Kemajuan teknologi serta pesatnya industrialisasi menyebabkan dampak yang cukup besar bagi kehidupan manusia. Berbagai macam krisis menimpa kehidupan manusia, permasalahan semakin menumpuk, tetapi kekosongan selalu mengisi jiwa. Hal ini menjadikan tasawuf sebenarnya hal yang penting bagi manusia, terutama tasawuf ala Syekh Ibrahim al-Kurani. Namun, apakah dapat dikatakan bahwa apa yang dilakukan sufi tidak sesat?
Banyak yang beranggapan bahwa tasawuf itu tidak penting. Tasawuf masih menjadi disiplin ilmu yang masih dipandang sebelah mata, jika dibandingkan dengan disiplin ilmu lain seperti ilmu fiqih, tafsir, dan hadis. Ketidakseimbangan dalam diskursus ilmu agama Islam ini menimbulkan krisis spiritual dalam umat Islam sekarang.
Bahkan ada saja sebagian kaum yang menilai bahwa tasawuf hanya mengelabuhi umat dengan slogan-slogan, pernyataan tidak mendasar dan klaim kosong. Ajakan untuk menyucikan hati, membina akhlak, untuk mempermudah dalam mengajak umat agar ikut dalam ajaran tasawuf dianggap sebagai tipuan belaka.

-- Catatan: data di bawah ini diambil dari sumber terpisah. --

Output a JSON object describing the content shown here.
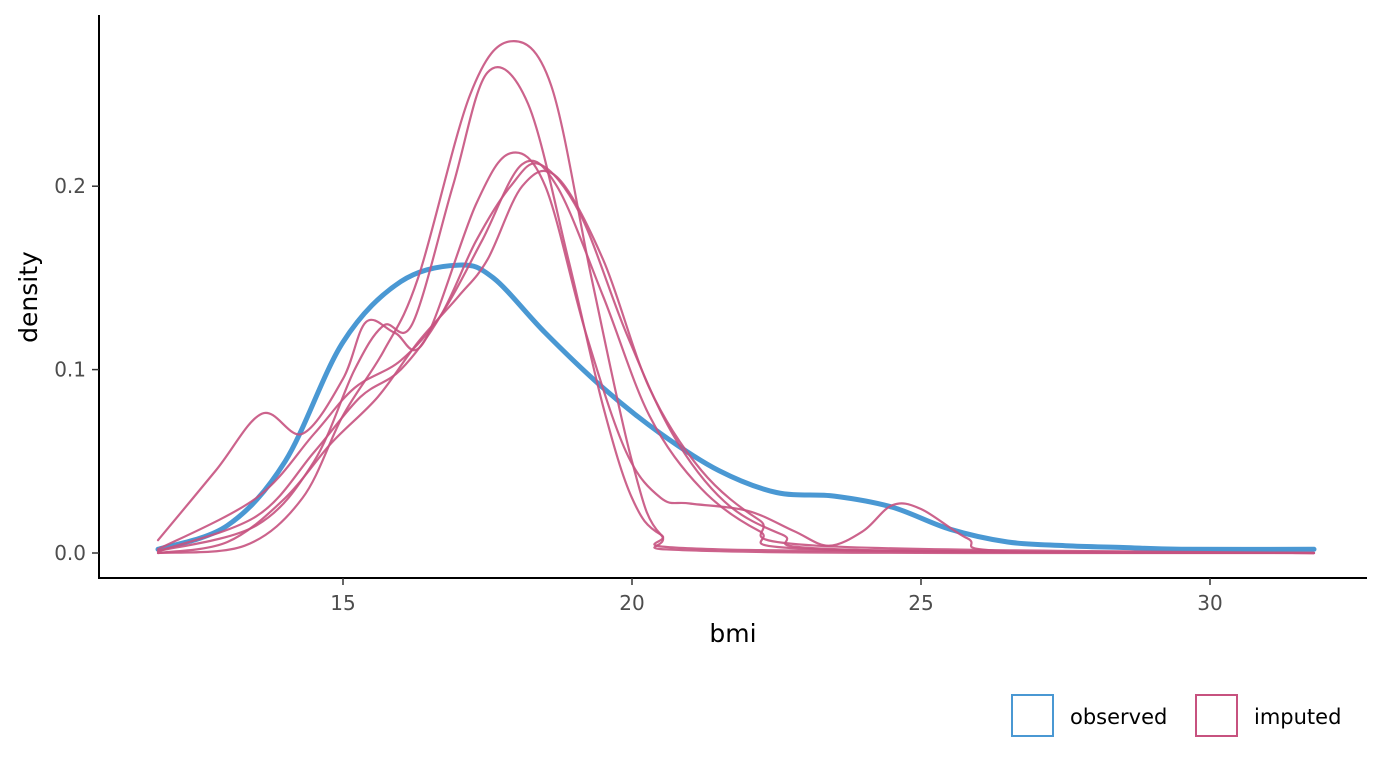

Benarkah Sufi Tidak Sesat?
Dari segi kebahasaan, tasawuf memiliki beberapa asal kata, antara lain; shopos (hikmat), sufi (suci), shuf (bulu domba kasar, lambang kesederhanaan). Semua itu menggambarkan keadaan yang selalu bertujuan pada kesucian jiwa, pola hidup sederhana, mengutamakan kebaikan dan panggilan Allah.
Menurut Imam Al-Junaid Al-Baghdadi, tasawuf adalah membersihkan hati dari kecenderungan pada keduniawian, memadamkan sifat-sifat buruk manusia, menjauhkan tuntunan hawa nafsu, mengkaji hakikat, melakukan perbuatan semata karena Allah, tunduk dan patuh kepada Rasul serta mengikuti dalam hal syariat. Dari sini dapat dinilai bahwa sesungguhnya sufi tidak sesat.
Sederhananya, tasawuf adalah ilmu yang mengajarkan sikap mental seorang seharusnya dalam berhubungan dengan Tuhan dan makhluk berdasarkan pada Al-Quran dan Hadis. Intisari dari ajaran tasawuf memfokuskan pada kesadaran akan adanya komunikasi antara ruh manusia dengan Tuhan.
Terdapat para teladan sufi dalam sejarah, seperti Jabir ibn Hayyan, seorang ilmuwan muslim yang terkenal, merupakan seorang pelaku tasawuf. Al-Junaid yang dikenal sebagai sufi, merupakan seorang pengusaha. Syekh Abu Hasan Asy-Syadzili, tokoh sufi terkenal adalah seorang petani sukses.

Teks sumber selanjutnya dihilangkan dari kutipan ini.